Но поразительнее всего, что в этой мрачной обстановке неизбывной нужды благоговейно оберегались духовные традиции фамилии и выше всего ценился умственный труд — изучение Талмуда и Библии. Среди предков этого загнанного и замученного главы семейства было много ученых раввинов. Его отец, сохранившийся в памяти внука «высокий статный старик, походивший на патриарха», только и знал, что Талмуд и его комментаторов. Оба сына его последовали этому обычаю рода. Бедный виленский еврей, доходивший до умоисступления от пропажи ложки масла, знал в совершенстве и почти наизусть всю Библию. Никакого ремесла он никогда не изучал, не имел представления о сельском хозяйстве, и вся деятельность его сводилась к обучению детей, к некоторым домашним работам и, наконец, к выполнению религиозных треб для окрестных евреев (когда семья временно жила в деревне). Он охотно исполнял обязанности кантора, а в особых случаях даже композитора, сочиняя к молитвенным текстам мелодии.
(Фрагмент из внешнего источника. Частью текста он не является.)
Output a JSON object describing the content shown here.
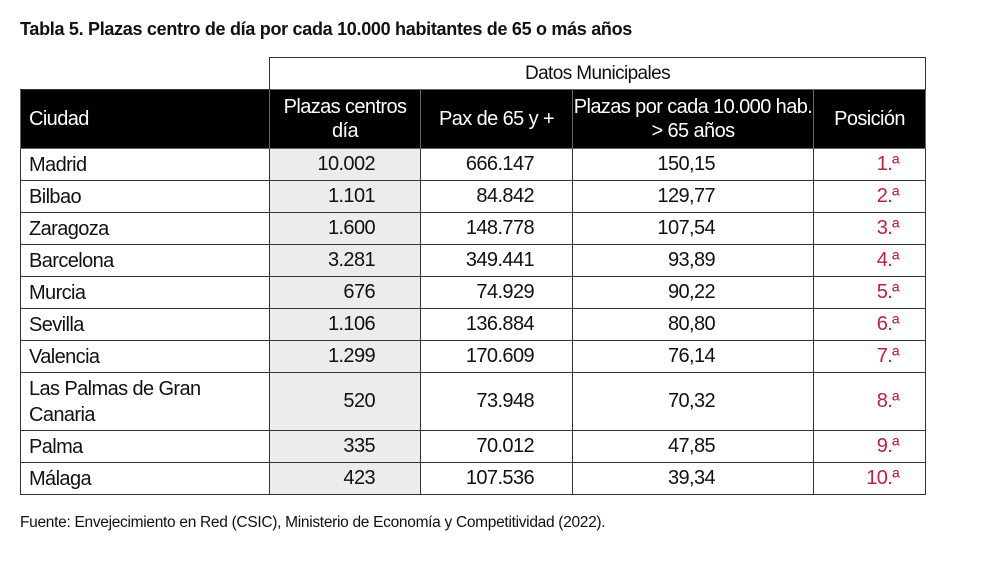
{
  "title": "Tabla 5. Plazas centro de día por cada 10.000 habitantes de 65 o más años",
  "group_header": "Datos Municipales",
  "columns": [
    "Ciudad",
    "Plazas centros día",
    "Pax de 65 y +",
    "Plazas por cada 10.000 hab. > 65 años",
    "Posición"
  ],
  "rows": [
    [
      "Madrid",
      "10.002",
      "666.147",
      "150,15",
      "1.ª"
    ],
    [
      "Bilbao",
      "1.101",
      "84.842",
      "129,77",
      "2.ª"
    ],
    [
      "Zaragoza",
      "1.600",
      "148.778",
      "107,54",
      "3.ª"
    ],
    [
      "Barcelona",
      "3.281",
      "349.441",
      "93,89",
      "4.ª"
    ],
    [
      "Murcia",
      "676",
      "74.929",
      "90,22",
      "5.ª"
    ],
    [
      "Sevilla",
      "1.106",
      "136.884",
      "80,80",
      "6.ª"
    ],
    [
      "Valencia",
      "1.299",
      "170.609",
      "76,14",
      "7.ª"
    ],
    [
      "Las Palmas de Gran Canaria",
      "520",
      "73.948",
      "70,32",
      "8.ª"
    ],
    [
      "Palma",
      "335",
      "70.012",
      "47,85",
      "9.ª"
    ],
    [
      "Málaga",
      "423",
      "107.536",
      "39,34",
      "10.ª"
    ]
  ],
  "position_color": "#c0213a",
  "source": "Fuente: Envejecimiento en Red (CSIC), Ministerio de Economía y Competitividad (2022)."
}
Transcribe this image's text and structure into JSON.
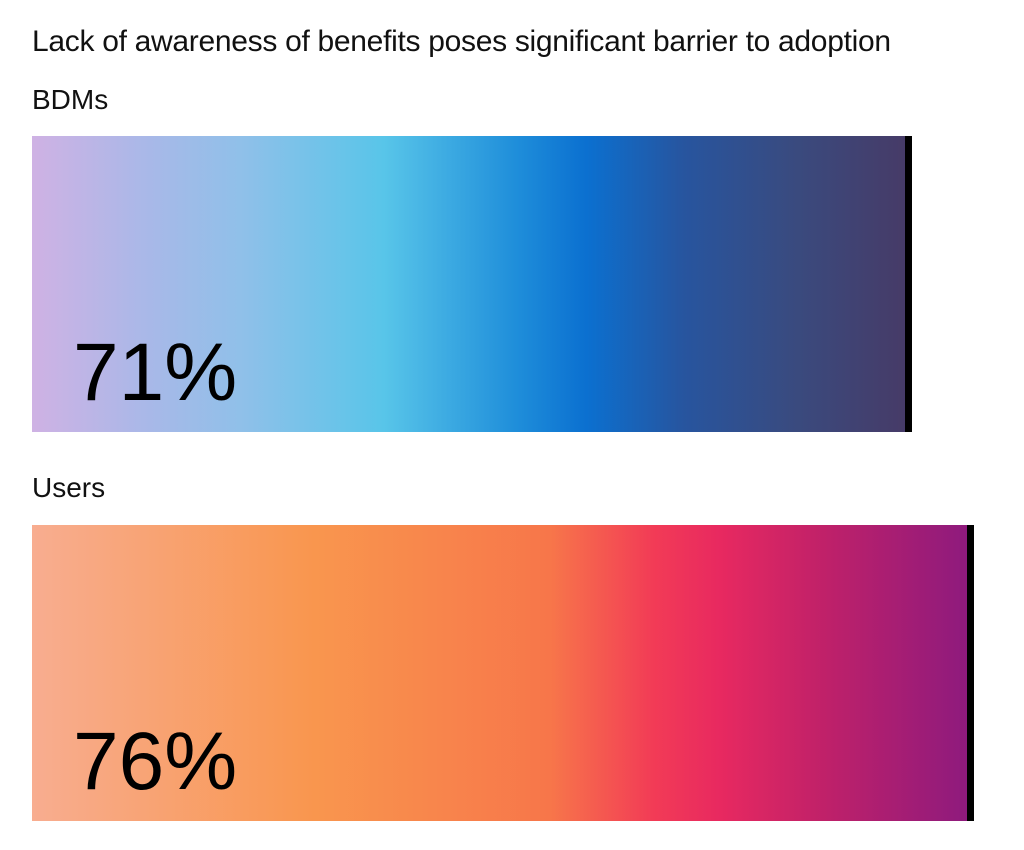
{
  "title": "Lack of awareness of benefits poses significant barrier to adoption",
  "text_color": "#111111",
  "background_color": "#ffffff",
  "chart_data": {
    "type": "bar",
    "orientation": "horizontal",
    "title": "Lack of awareness of benefits poses significant barrier to adoption",
    "categories": [
      "BDMs",
      "Users"
    ],
    "values": [
      71,
      76
    ],
    "xlabel": "",
    "ylabel": "",
    "xlim": [
      0,
      80
    ],
    "grid": false,
    "legend": "none",
    "bars": [
      {
        "label": "BDMs",
        "value": 71,
        "display_value": "71%",
        "value_text_color": "#000000",
        "end_marker_color": "#000000",
        "gradient_stops": [
          {
            "pos": 0,
            "color": "#cfb2e4"
          },
          {
            "pos": 13,
            "color": "#a9b8e8"
          },
          {
            "pos": 24,
            "color": "#8fc0e9"
          },
          {
            "pos": 40,
            "color": "#58c5e9"
          },
          {
            "pos": 55,
            "color": "#1f8eda"
          },
          {
            "pos": 63,
            "color": "#0b70d0"
          },
          {
            "pos": 74,
            "color": "#27559f"
          },
          {
            "pos": 87,
            "color": "#3a4a7e"
          },
          {
            "pos": 100,
            "color": "#473a66"
          }
        ]
      },
      {
        "label": "Users",
        "value": 76,
        "display_value": "76%",
        "value_text_color": "#000000",
        "end_marker_color": "#000000",
        "gradient_stops": [
          {
            "pos": 0,
            "color": "#f8ad90"
          },
          {
            "pos": 30,
            "color": "#f9964e"
          },
          {
            "pos": 55,
            "color": "#f7764a"
          },
          {
            "pos": 66,
            "color": "#f23b56"
          },
          {
            "pos": 73,
            "color": "#e82960"
          },
          {
            "pos": 84,
            "color": "#c02169"
          },
          {
            "pos": 100,
            "color": "#8c1a7e"
          }
        ]
      }
    ]
  }
}
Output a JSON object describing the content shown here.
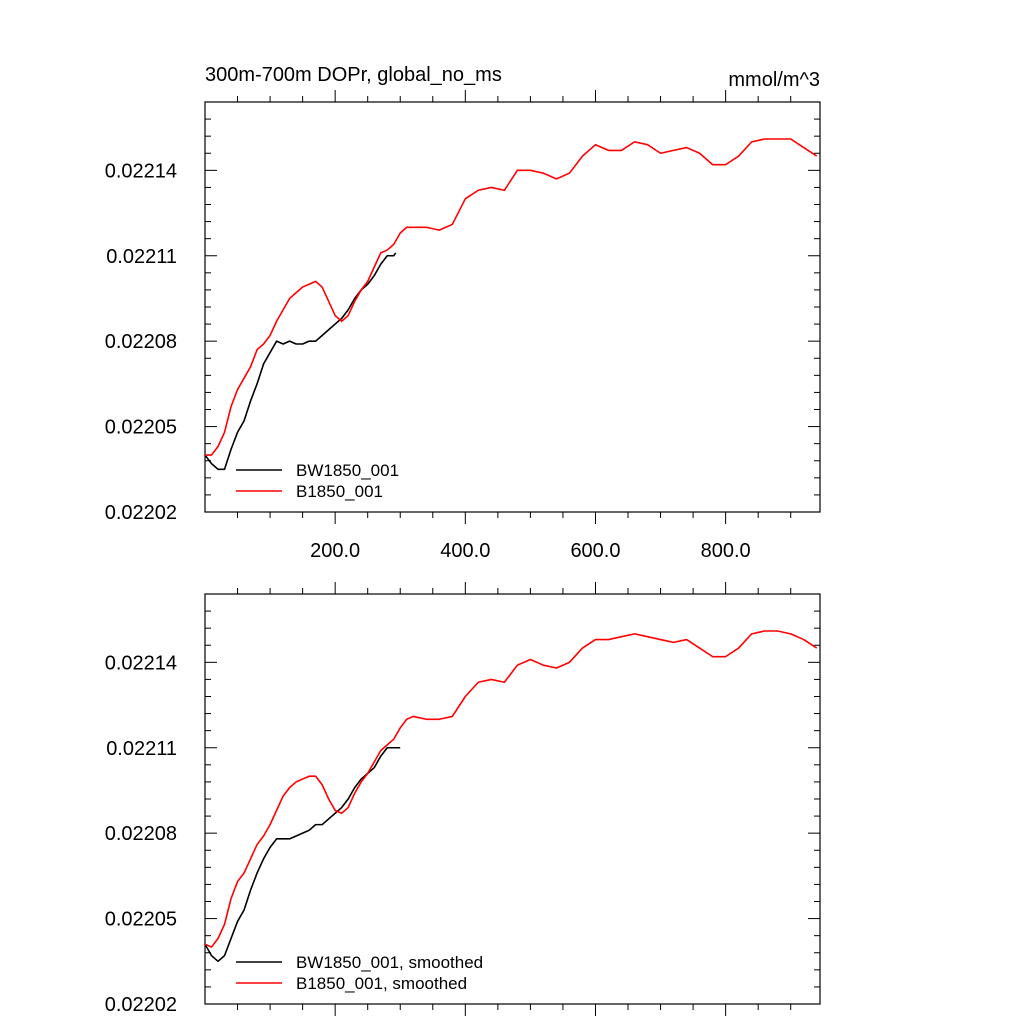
{
  "chart_data": [
    {
      "type": "line",
      "title": "300m-700m DOPr, global_no_ms",
      "units": "mmol/m^3",
      "xlim": [
        0,
        945
      ],
      "ylim": [
        0.02202,
        0.022164
      ],
      "yticks": [
        {
          "value": 0.02202,
          "label": "0.02202"
        },
        {
          "value": 0.02205,
          "label": "0.02205"
        },
        {
          "value": 0.02208,
          "label": "0.02208"
        },
        {
          "value": 0.02211,
          "label": "0.02211"
        },
        {
          "value": 0.02214,
          "label": "0.02214"
        }
      ],
      "xticks": [
        {
          "value": 200,
          "label": "200.0"
        },
        {
          "value": 400,
          "label": "400.0"
        },
        {
          "value": 600,
          "label": "600.0"
        },
        {
          "value": 800,
          "label": "800.0"
        }
      ],
      "legend_position": "bottom-left",
      "series": [
        {
          "name": "BW1850_001",
          "color": "#000000",
          "x": [
            0,
            10,
            20,
            30,
            40,
            50,
            60,
            70,
            80,
            90,
            100,
            110,
            120,
            130,
            140,
            150,
            160,
            170,
            180,
            190,
            200,
            210,
            220,
            230,
            240,
            250,
            260,
            270,
            280,
            290,
            293
          ],
          "y": [
            0.02204,
            0.022037,
            0.022035,
            0.022035,
            0.022042,
            0.022048,
            0.022052,
            0.022059,
            0.022065,
            0.022072,
            0.022076,
            0.02208,
            0.022079,
            0.02208,
            0.022079,
            0.022079,
            0.02208,
            0.02208,
            0.022082,
            0.022084,
            0.022086,
            0.022088,
            0.022091,
            0.022095,
            0.022098,
            0.0221,
            0.022103,
            0.022107,
            0.02211,
            0.02211,
            0.022111
          ]
        },
        {
          "name": "B1850_001",
          "color": "#ff0000",
          "x": [
            0,
            10,
            20,
            30,
            40,
            50,
            60,
            70,
            80,
            90,
            100,
            110,
            120,
            130,
            140,
            150,
            160,
            170,
            180,
            190,
            200,
            210,
            220,
            230,
            240,
            250,
            260,
            270,
            280,
            290,
            300,
            310,
            320,
            340,
            360,
            380,
            400,
            420,
            440,
            460,
            480,
            500,
            520,
            540,
            560,
            580,
            600,
            620,
            640,
            660,
            680,
            700,
            720,
            740,
            760,
            780,
            800,
            820,
            840,
            860,
            880,
            900,
            920,
            940
          ],
          "y": [
            0.02204,
            0.02204,
            0.022043,
            0.022048,
            0.022057,
            0.022063,
            0.022067,
            0.022071,
            0.022077,
            0.022079,
            0.022082,
            0.022087,
            0.022091,
            0.022095,
            0.022097,
            0.022099,
            0.0221,
            0.022101,
            0.022099,
            0.022094,
            0.022089,
            0.022087,
            0.022089,
            0.022094,
            0.022098,
            0.022101,
            0.022106,
            0.022111,
            0.022112,
            0.022114,
            0.022118,
            0.02212,
            0.02212,
            0.02212,
            0.022119,
            0.022121,
            0.02213,
            0.022133,
            0.022134,
            0.022133,
            0.02214,
            0.02214,
            0.022139,
            0.022137,
            0.022139,
            0.022145,
            0.022149,
            0.022147,
            0.022147,
            0.02215,
            0.022149,
            0.022146,
            0.022147,
            0.022148,
            0.022146,
            0.022142,
            0.022142,
            0.022145,
            0.02215,
            0.022151,
            0.022151,
            0.022151,
            0.022148,
            0.022145
          ]
        }
      ]
    },
    {
      "type": "line",
      "title": "",
      "units": "",
      "xlim": [
        0,
        945
      ],
      "ylim": [
        0.02202,
        0.022164
      ],
      "yticks": [
        {
          "value": 0.02202,
          "label": "0.02202"
        },
        {
          "value": 0.02205,
          "label": "0.02205"
        },
        {
          "value": 0.02208,
          "label": "0.02208"
        },
        {
          "value": 0.02211,
          "label": "0.02211"
        },
        {
          "value": 0.02214,
          "label": "0.02214"
        }
      ],
      "xticks": [
        {
          "value": 200,
          "label": ""
        },
        {
          "value": 400,
          "label": ""
        },
        {
          "value": 600,
          "label": ""
        },
        {
          "value": 800,
          "label": ""
        }
      ],
      "legend_position": "bottom-left",
      "series": [
        {
          "name": "BW1850_001, smoothed",
          "color": "#000000",
          "x": [
            0,
            10,
            20,
            30,
            40,
            50,
            60,
            70,
            80,
            90,
            100,
            110,
            120,
            130,
            140,
            150,
            160,
            170,
            180,
            190,
            200,
            210,
            220,
            230,
            240,
            250,
            260,
            270,
            280,
            290,
            300
          ],
          "y": [
            0.022041,
            0.022037,
            0.022035,
            0.022037,
            0.022043,
            0.022049,
            0.022053,
            0.02206,
            0.022066,
            0.022071,
            0.022075,
            0.022078,
            0.022078,
            0.022078,
            0.022079,
            0.02208,
            0.022081,
            0.022083,
            0.022083,
            0.022085,
            0.022087,
            0.022089,
            0.022092,
            0.022096,
            0.022099,
            0.022101,
            0.022103,
            0.022107,
            0.02211,
            0.02211,
            0.02211
          ]
        },
        {
          "name": "B1850_001, smoothed",
          "color": "#ff0000",
          "x": [
            0,
            10,
            20,
            30,
            40,
            50,
            60,
            70,
            80,
            90,
            100,
            110,
            120,
            130,
            140,
            150,
            160,
            170,
            180,
            190,
            200,
            210,
            220,
            230,
            240,
            250,
            260,
            270,
            280,
            290,
            300,
            310,
            320,
            340,
            360,
            380,
            400,
            420,
            440,
            460,
            480,
            500,
            520,
            540,
            560,
            580,
            600,
            620,
            640,
            660,
            680,
            700,
            720,
            740,
            760,
            780,
            800,
            820,
            840,
            860,
            880,
            900,
            920,
            940
          ],
          "y": [
            0.022041,
            0.02204,
            0.022043,
            0.022048,
            0.022057,
            0.022063,
            0.022066,
            0.022071,
            0.022076,
            0.022079,
            0.022083,
            0.022088,
            0.022093,
            0.022096,
            0.022098,
            0.022099,
            0.0221,
            0.0221,
            0.022097,
            0.022092,
            0.022088,
            0.022087,
            0.022089,
            0.022094,
            0.022098,
            0.022101,
            0.022105,
            0.022109,
            0.022111,
            0.022113,
            0.022117,
            0.02212,
            0.022121,
            0.02212,
            0.02212,
            0.022121,
            0.022128,
            0.022133,
            0.022134,
            0.022133,
            0.022139,
            0.022141,
            0.022139,
            0.022138,
            0.02214,
            0.022145,
            0.022148,
            0.022148,
            0.022149,
            0.02215,
            0.022149,
            0.022148,
            0.022147,
            0.022148,
            0.022145,
            0.022142,
            0.022142,
            0.022145,
            0.02215,
            0.022151,
            0.022151,
            0.02215,
            0.022148,
            0.022145
          ]
        }
      ]
    }
  ]
}
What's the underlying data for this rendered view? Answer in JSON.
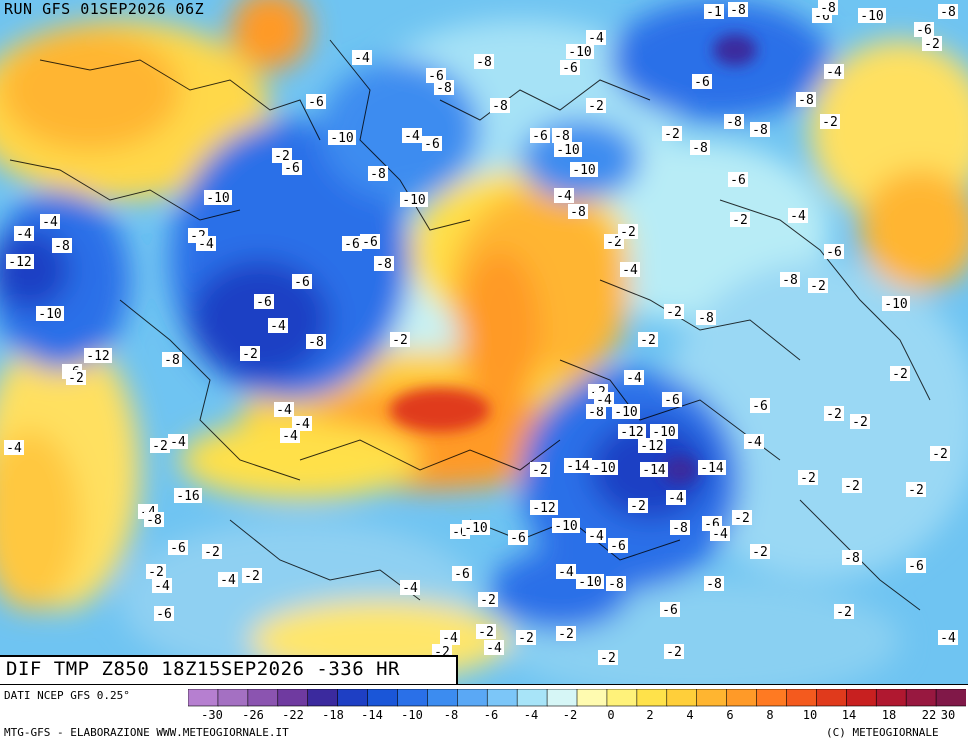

Эту духовную традицию рода с малых лет стремились привить потомству. Будущий корреспондент Достоевского в четыре года уже сидел над Библией, а в шесть лет приступил к изучению Талмуда. Система обучения детей древним текстам противоречила всем принципам здравого смысла и педагогики. «Учение вообще начиналось с бестолкового повторения за учителем первых стихов Пятикнижия Моисея („Бытия“), которые слово за словом вдалбливались в память детей без всякого осмысленного их понимания. Шестилетние мальчики должны были запоминать во всех подробностях ученые трактаты Талмуда о способе приобретения законных жен и развода с ними…»
Несмотря на такое бестолковое преподавание, художественные страницы Библии увлекали детское воображение, и поэтические легенды древности пробуждали в нем первые творческие тревоги.
«Наши педагоги считали бы безумием, — писал впоследствии Ковнер, — если бы кто-либо посоветовал им преподавать мальчикам 5–6 лет греческий язык прямо с чтения, положим, Платонова „Федона“, без всякого предварительного ознакомления с основными правилами греческой грамматики. Между тем результатом бестолкового преподавания древнееврейского языка, не в пример труднейшего, чем греческий, было то, что я и мои сверстники довольно быстро усвоили себе этот язык, а я, будучи семилетним мальчиком, сочинял уже на древнееврейском языке большую поэму в стихах на тему библейского рассказа о приключениях персидской царицы Эсфири и великого визиря Гамана».
Таковы были впечатления ранних лет. В заброшенных и тесных кварталах старой Вильны, в затхлой нищете скученных закоулков, среди всеобщей запуганности и замученности в сознании подростка мерцали магические образы персидских цариц, египетских фараонов, странствующих пастухов, рабынь, воинов и судей. Безотрадность окружающего быта озарялась пестрыми отсветами восточных сказаний, будивших в ранней фантазии маленького талмудиста первые творческие тревоги.
Но вскоре обучение приняло более суровые формы. Восьмилетним мальчиком Авраам-Урия Ковнер, не зная ни слова по-русски, поступает в Виленское раввинское училище, откуда, впрочем, вскоре выходит по болезни и попадает в одну из лучших еврейских семинарий в маленьком городке Минской губернии Мире.
Своеобразны были условия быта, педагогической системы и общей жизни в этой знаменитой иешибе. Все учебное заведение, в котором находилось около двухсот учеников, помещалось в одной комнате, служившей в то же время молитвенным домом для многочисленных прихожан. Многие ученики, дети беднейших евреев, не имея своего угла, жили и спали в этой школе-молельне. Большинство страдало чесоткой и другими прилипчивыми болезнями.